Despite his passionate denials of the eight and half pages of evidence against him (McNamee testified at length about his administering of performance enhancing substances to Clemens), not too many fans wearied by the steady drip of drug scandals are inclined to believe him. Almost every other major leaguer fingered by Mitchell has already come out and admitted to some or all of the charges levelled. Indeed, one of the biggest names to do just that was another Yankee icon Andy Pettitte who confessed to dabbling in HGH. Pettitte happens to be Clemens' best friend in the game, his long-time training partner, and a fellow client of McNamee.
There's also the matter of his career trajectory, something which – much like that of disgraced San Francisco Giant slugger Barry Bonds – has always had a disturbing arc to it. As he reached his mid-30s, Clemens looked to be a seriously diminished force and was traded from the Boston Red Sox to the Toronto Blue Jays. McNamee told Mitchell he began injecting the player in the summer of 1998 and an analysis of his statistics from that point onwards show a marked improvement. Even more relevant, every date of a supposed injection corresponds with a subsequent spike in his performance as, at an age when most pitchers are fading, he got stronger and better.

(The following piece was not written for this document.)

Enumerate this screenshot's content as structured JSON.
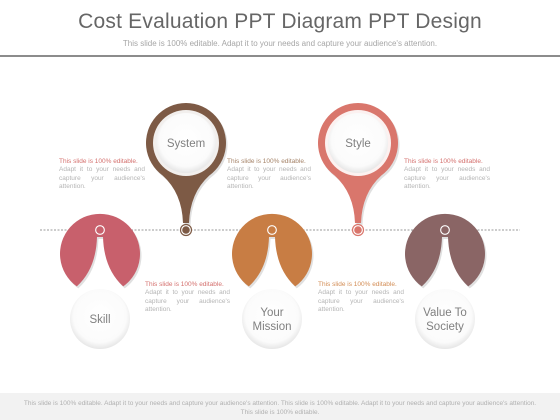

Along the way, he transformed himself from a great player on the slide into the greatest of his era, the author of 354 wins, and somebody suspiciously capable of defeating the ravages of father time. With baseball the last major professional sport to introduce proper drug-testing in 2004, nobody was too inclined to question the validity of his achievements until Senator Mitchell came calling for a chat. Like all but a handful of members of the Major League Baseball Players' Association (MLBPA), Clemens refused to co-operate with the investigation that he's now trying to sabotage.

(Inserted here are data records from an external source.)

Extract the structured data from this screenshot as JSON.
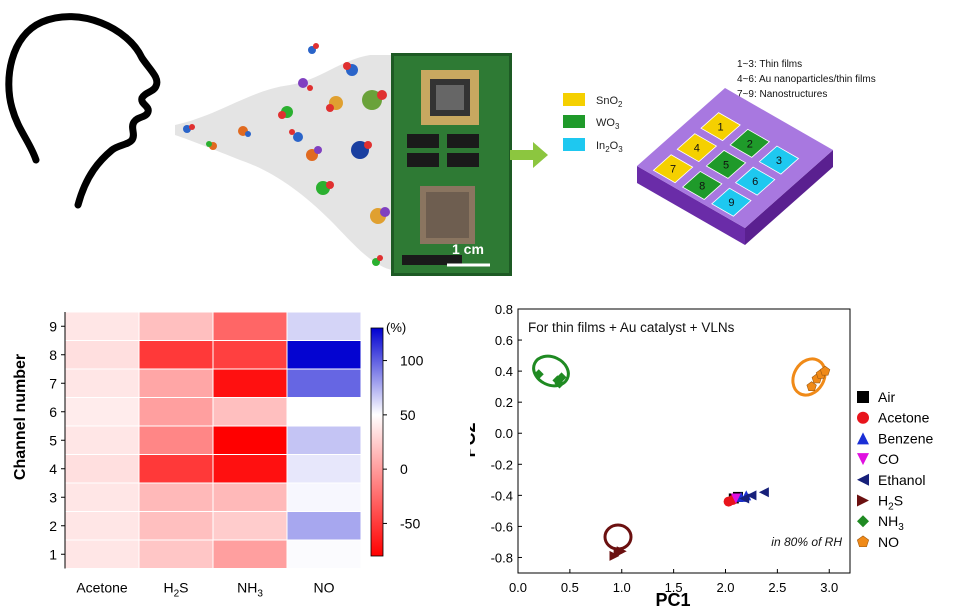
{
  "scale_bar_label": "1 cm",
  "materials": [
    {
      "label": "SnO",
      "sub": "2",
      "color": "#f5d000"
    },
    {
      "label": "WO",
      "sub": "3",
      "color": "#1f9a2a"
    },
    {
      "label": "In",
      "sub": "2",
      "label2": "O",
      "sub2": "3",
      "color": "#1ec8f0"
    }
  ],
  "chip_notes": [
    "1~3: Thin films",
    "4~6: Au nanoparticles/thin films",
    "7~9: Nanostructures"
  ],
  "chip_channels": [
    {
      "n": "1",
      "material": "SnO2",
      "color": "#f5d000"
    },
    {
      "n": "2",
      "material": "WO3",
      "color": "#1f9a2a"
    },
    {
      "n": "3",
      "material": "In2O3",
      "color": "#1ec8f0"
    },
    {
      "n": "4",
      "material": "SnO2",
      "color": "#f5d000"
    },
    {
      "n": "5",
      "material": "WO3",
      "color": "#1f9a2a"
    },
    {
      "n": "6",
      "material": "In2O3",
      "color": "#1ec8f0"
    },
    {
      "n": "7",
      "material": "SnO2",
      "color": "#f5d000"
    },
    {
      "n": "8",
      "material": "WO3",
      "color": "#1f9a2a"
    },
    {
      "n": "9",
      "material": "In2O3",
      "color": "#1ec8f0"
    }
  ],
  "chart_data": [
    {
      "type": "heatmap",
      "ylabel": "Channel number",
      "x_categories": [
        {
          "text": "Acetone"
        },
        {
          "text": "H",
          "sub": "2",
          "text2": "S"
        },
        {
          "text": "NH",
          "sub": "3"
        },
        {
          "text": "NO"
        }
      ],
      "y_categories": [
        "1",
        "2",
        "3",
        "4",
        "5",
        "6",
        "7",
        "8",
        "9"
      ],
      "values": [
        [
          -8,
          -18,
          -30,
          2
        ],
        [
          -8,
          -20,
          -16,
          45
        ],
        [
          -8,
          -22,
          -22,
          4
        ],
        [
          -10,
          -62,
          -75,
          12
        ],
        [
          -8,
          -38,
          -80,
          30
        ],
        [
          -6,
          -30,
          -20,
          0
        ],
        [
          -8,
          -28,
          -75,
          78
        ],
        [
          -10,
          -62,
          -60,
          128
        ],
        [
          -8,
          -20,
          -48,
          22
        ]
      ],
      "colorbar": {
        "label": "(%)",
        "ticks": [
          100,
          50,
          0,
          -50
        ],
        "range": [
          -80,
          130
        ]
      }
    },
    {
      "type": "scatter",
      "annotation": "For thin films + Au catalyst + VLNs",
      "condition": "in 80% of RH",
      "xlabel": "PC1",
      "ylabel": "PC2",
      "xlim": [
        0.0,
        3.2
      ],
      "ylim": [
        -0.9,
        0.8
      ],
      "xticks": [
        "0.0",
        "0.5",
        "1.0",
        "1.5",
        "2.0",
        "2.5",
        "3.0"
      ],
      "yticks": [
        "0.8",
        "0.6",
        "0.4",
        "0.2",
        "0.0",
        "-0.2",
        "-0.4",
        "-0.6",
        "-0.8"
      ],
      "series": [
        {
          "name": "Air",
          "marker": "square",
          "color": "#000000",
          "points": [
            [
              2.08,
              -0.42
            ],
            [
              2.12,
              -0.41
            ]
          ]
        },
        {
          "name": "Acetone",
          "marker": "circle",
          "color": "#e8141c",
          "points": [
            [
              2.03,
              -0.44
            ],
            [
              2.07,
              -0.43
            ]
          ]
        },
        {
          "name": "Benzene",
          "marker": "triangle-up",
          "color": "#1a2fd6",
          "points": [
            [
              2.15,
              -0.41
            ],
            [
              2.2,
              -0.4
            ]
          ]
        },
        {
          "name": "CO",
          "marker": "triangle-down",
          "color": "#e010e0",
          "points": [
            [
              2.1,
              -0.42
            ]
          ]
        },
        {
          "name": "Ethanol",
          "marker": "triangle-left",
          "color": "#17207a",
          "points": [
            [
              2.25,
              -0.4
            ],
            [
              2.37,
              -0.38
            ],
            [
              2.18,
              -0.42
            ]
          ]
        },
        {
          "name": "H",
          "sub": "2",
          "name2": "S",
          "marker": "triangle-right",
          "color": "#6b1010",
          "points": [
            [
              0.93,
              -0.79
            ],
            [
              0.97,
              -0.77
            ],
            [
              1.0,
              -0.76
            ]
          ]
        },
        {
          "name": "NH",
          "sub": "3",
          "marker": "diamond",
          "color": "#1f8a22",
          "points": [
            [
              0.2,
              0.38
            ],
            [
              0.38,
              0.34
            ],
            [
              0.42,
              0.36
            ],
            [
              0.4,
              0.32
            ]
          ]
        },
        {
          "name": "NO",
          "marker": "pentagon",
          "color": "#f08a18",
          "points": [
            [
              2.83,
              0.3
            ],
            [
              2.88,
              0.35
            ],
            [
              2.92,
              0.38
            ],
            [
              2.96,
              0.4
            ]
          ]
        }
      ]
    }
  ]
}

He will follow up the television interview with a press conference tomorrow in which he is set to issue more vehement denials. As he does so, he runs the risk of bringing more serious trouble upon himself. McNamee's lawyer Richard Emery has told reporters he will be closely monitoring Clemens' comments for potential defamation of his client and will be quick to sue on that score. If that raises the possibility of an explosive court case farther down the line, there's also the spectre of the pitcher flirting with perjury, the charges currently facing Bonds.

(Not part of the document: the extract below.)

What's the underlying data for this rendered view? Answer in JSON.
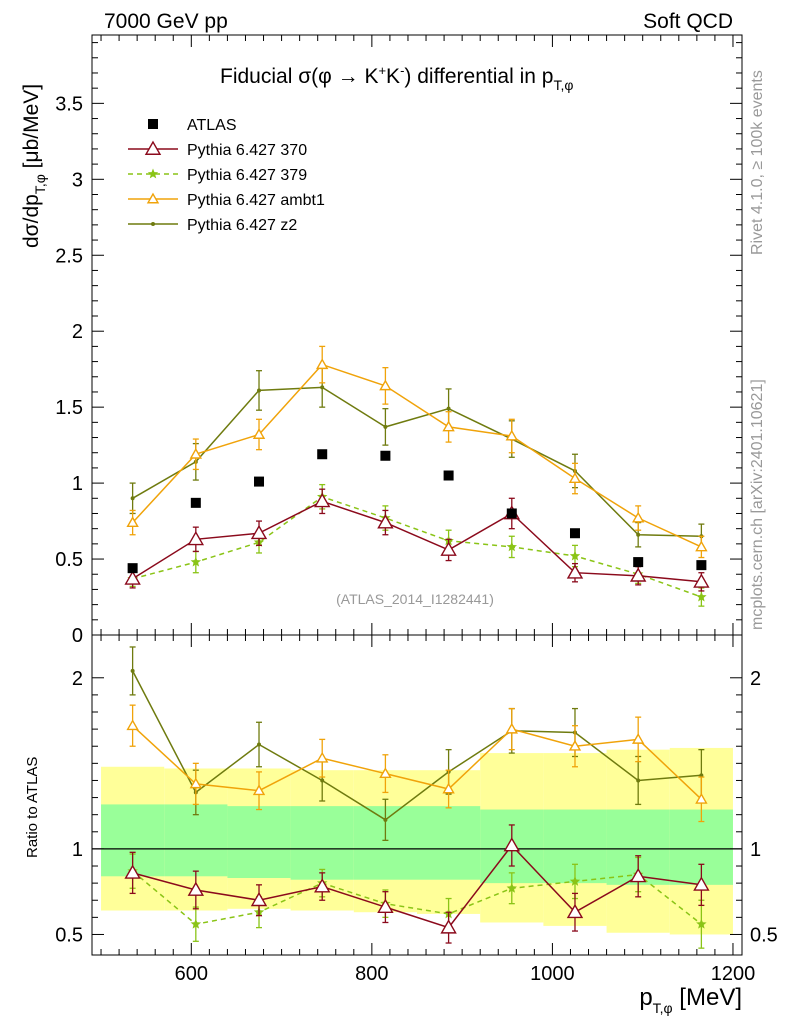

On Friday evening, Clemens was formally asked to appear before a Congressional sub-committee in Washington on January 16th which is to re-examine the issue of steroids in baseball. There, he will be speaking under oath and any untruths or half-truths uttered could incur the wrath of the federal authorities. No matter what happens between now and then, he is still scheduled be the star guest at a convention of Texas high school baseball coaches in Waco next Saturday. He will deliver a keynote speech entitled: "My Vigorous Workout - How I Played So Long."